The tool looked brand new, but had the earmarks of being a cheap import. There was no recognizable brand name on it or it's spotlessly clean red plastic box, and no instruction sheet with it. But it looked just like the tool I remembered making double flares with a long time ago.
I thought it would be a snap to make the first flare for the son and let him do the rest, but 'twas not to be.
No matter how hard I tightened the clamping screws, even using some leverage on them, the tubing slipped through that #$%^$#@ clamp every time I tried to make the first stage flare. I cut back the tubing a couple of times after a failed try, thinking a fresh start would help. I even tried degreasing the tubing and the tool's jaws with acetone. That didn't work either. (This morning I thought that maybe I should have tried putting a little emery powder in the jaws, but I'm keeping my hands off that project until I get over tha agony of defeat.)
Yes, the tubing miked at .178"-181" and the tool's clamp hole was labeled 3/16". The tubing didn't feel extra hard or too soft, so was it me or the tool?
Try as I could, I couldn't make even one flare for the kid, and it took some will power to avoid flinging that tool, box and all, into the woods behind the house. Only the thought of the $20 deposit he'd left at Auto Zone stopped me.

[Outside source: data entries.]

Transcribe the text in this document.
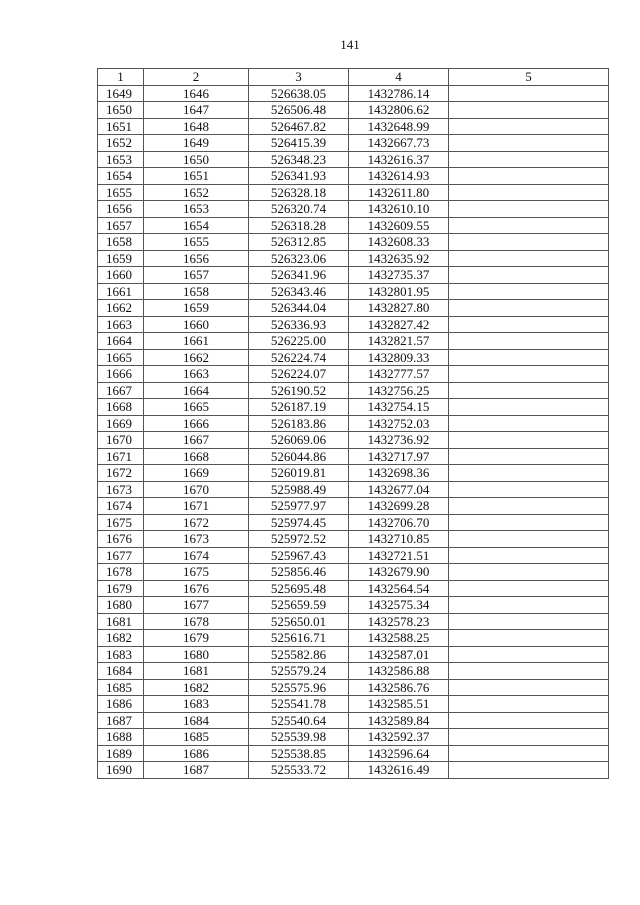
141
1	2	3	4	5
1649	1646	526638.05	1432786.14	
1650	1647	526506.48	1432806.62	
1651	1648	526467.82	1432648.99	
1652	1649	526415.39	1432667.73	
1653	1650	526348.23	1432616.37	
1654	1651	526341.93	1432614.93	
1655	1652	526328.18	1432611.80	
1656	1653	526320.74	1432610.10	
1657	1654	526318.28	1432609.55	
1658	1655	526312.85	1432608.33	
1659	1656	526323.06	1432635.92	
1660	1657	526341.96	1432735.37	
1661	1658	526343.46	1432801.95	
1662	1659	526344.04	1432827.80	
1663	1660	526336.93	1432827.42	
1664	1661	526225.00	1432821.57	
1665	1662	526224.74	1432809.33	
1666	1663	526224.07	1432777.57	
1667	1664	526190.52	1432756.25	
1668	1665	526187.19	1432754.15	
1669	1666	526183.86	1432752.03	
1670	1667	526069.06	1432736.92	
1671	1668	526044.86	1432717.97	
1672	1669	526019.81	1432698.36	
1673	1670	525988.49	1432677.04	
1674	1671	525977.97	1432699.28	
1675	1672	525974.45	1432706.70	
1676	1673	525972.52	1432710.85	
1677	1674	525967.43	1432721.51	
1678	1675	525856.46	1432679.90	
1679	1676	525695.48	1432564.54	
1680	1677	525659.59	1432575.34	
1681	1678	525650.01	1432578.23	
1682	1679	525616.71	1432588.25	
1683	1680	525582.86	1432587.01	
1684	1681	525579.24	1432586.88	
1685	1682	525575.96	1432586.76	
1686	1683	525541.78	1432585.51	
1687	1684	525540.64	1432589.84	
1688	1685	525539.98	1432592.37	
1689	1686	525538.85	1432596.64	
1690	1687	525533.72	1432616.49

When I eyeballed the serrations in the tool's clamp hole they looked lousy and were hardly file tooth sharp. They looked more like I'd expect to see on a tool that already had lots of flares under its belt.

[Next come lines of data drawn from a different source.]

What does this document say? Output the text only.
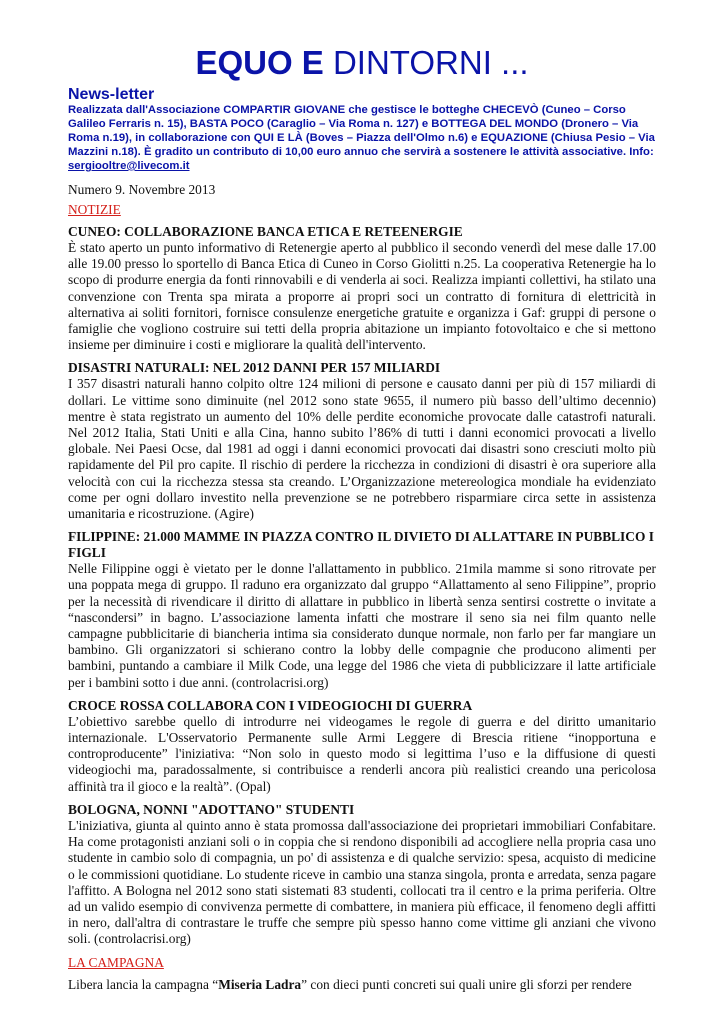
EQUO E DINTORNI ...
News-letter

Realizzata dall'Associazione COMPARTIR GIOVANE che gestisce le botteghe CHECEVÒ (Cuneo – Corso Galileo Ferraris n. 15), BASTA POCO (Caraglio – Via Roma n. 127) e BOTTEGA DEL MONDO (Dronero – Via Roma n.19), in collaborazione con QUI E LÀ (Boves – Piazza dell'Olmo n.6) e EQUAZIONE (Chiusa Pesio – Via Mazzini n.18). È gradito un contributo di 10,00 euro annuo che servirà a sostenere le attività associative. Info: sergiooltre@livecom.it

Numero 9. Novembre 2013

NOTIZIE

CUNEO: COLLABORAZIONE BANCA ETICA E RETEENERGIE

È stato aperto un punto informativo di Retenergie aperto al pubblico il secondo venerdì del mese dalle 17.00 alle 19.00 presso lo sportello di Banca Etica di Cuneo in Corso Giolitti n.25. La cooperativa Retenergie ha lo scopo di produrre energia da fonti rinnovabili e di venderla ai soci. Realizza impianti collettivi, ha stilato una convenzione con Trenta spa mirata a proporre ai propri soci un contratto di fornitura di elettricità in alternativa ai soliti fornitori, fornisce consulenze energetiche gratuite e organizza i Gaf: gruppi di persone o famiglie che vogliono costruire sui tetti della propria abitazione un impianto fotovoltaico e che si mettono insieme per diminuire i costi e migliorare la qualità dell'intervento.

DISASTRI NATURALI: NEL 2012 DANNI PER 157 MILIARDI

I 357 disastri naturali hanno colpito oltre 124 milioni di persone e causato danni per più di 157 miliardi di dollari. Le vittime sono diminuite (nel 2012 sono state 9655, il numero più basso dell’ultimo decennio) mentre è stata registrato un aumento del 10% delle perdite economiche provocate dalle catastrofi naturali. Nel 2012 Italia, Stati Uniti e alla Cina, hanno subito l’86% di tutti i danni economici provocati a livello globale. Nei Paesi Ocse, dal 1981 ad oggi i danni economici provocati dai disastri sono cresciuti molto più rapidamente del Pil pro capite. Il rischio di perdere la ricchezza in condizioni di disastri è ora superiore alla velocità con cui la ricchezza stessa sta creando. L’Organizzazione metereologica mondiale ha evidenziato come per ogni dollaro investito nella prevenzione se ne potrebbero risparmiare circa sette in assistenza umanitaria e ricostruzione. (Agire)

FILIPPINE: 21.000 MAMME IN PIAZZA CONTRO IL DIVIETO DI ALLATTARE IN PUBBLICO I FIGLI

Nelle Filippine oggi è vietato per le donne l'allattamento in pubblico. 21mila mamme si sono ritrovate per una poppata mega di gruppo. Il raduno era organizzato dal gruppo “Allattamento al seno Filippine”, proprio per la necessità di rivendicare il diritto di allattare in pubblico in libertà senza sentirsi costrette o invitate a “nascondersi” in bagno. L’associazione lamenta infatti che mostrare il seno sia nei film quanto nelle campagne pubblicitarie di biancheria intima sia considerato dunque normale, non farlo per far mangiare un bambino. Gli organizzatori si schierano contro la lobby delle compagnie che producono alimenti per bambini, puntando a cambiare il Milk Code, una legge del 1986 che vieta di pubblicizzare il latte artificiale per i bambini sotto i due anni. (controlacrisi.org)

CROCE ROSSA COLLABORA CON I VIDEOGIOCHI DI GUERRA

L’obiettivo sarebbe quello di introdurre nei videogames le regole di guerra e del diritto umanitario internazionale. L'Osservatorio Permanente sulle Armi Leggere di Brescia ritiene “inopportuna e controproducente” l'iniziativa: “Non solo in questo modo si legittima l’uso e la diffusione di questi videogiochi ma, paradossalmente, si contribuisce a renderli ancora più realistici creando una pericolosa affinità tra il gioco e la realtà”. (Opal)

BOLOGNA, NONNI "ADOTTANO" STUDENTI

L'iniziativa, giunta al quinto anno è stata promossa dall'associazione dei proprietari immobiliari Confabitare. Ha come protagonisti anziani soli o in coppia che si rendono disponibili ad accogliere nella propria casa uno studente in cambio solo di compagnia, un po' di assistenza e di qualche servizio: spesa, acquisto di medicine o le commissioni quotidiane. Lo studente riceve in cambio una stanza singola, pronta e arredata, senza pagare l'affitto. A Bologna nel 2012 sono stati sistemati 83 studenti, collocati tra il centro e la prima periferia. Oltre ad un valido esempio di convivenza permette di combattere, in maniera più efficace, il fenomeno degli affitti in nero, dall'altra di contrastare le truffe che sempre più spesso hanno come vittime gli anziani che vivono soli. (controlacrisi.org)

LA CAMPAGNA

Libera lancia la campagna “Miseria Ladra” con dieci punti concreti sui quali unire gli sforzi per rendere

I think I probably should have tacked this message on as a reply to one of the "Are HF tools any good?" threads, cause it sure seems like it had to be the tool, not me, that defeated me last night.
Did I miss anyting? Is there something particularly difficult about using a double flare tool on 3/16' steel tubing, or some trick which has to be used to keep the tubing from slipping through the clamp.
Or, am I correct in blaming my abject failure on a cheap copy of a traditional tool design, which when made with proper materials and techniques, has stood the test of time.
I told the kid to bite the bullet and buy a brand new preformed brake line from a Honda dealer or see if he can get lucky at an auto recycler. The original Honda tubing has a pretty heavy plastic sheathing on it too, which looks like it's there to help avoid corrosion, so it might be best to use that instead of naked steel anyway.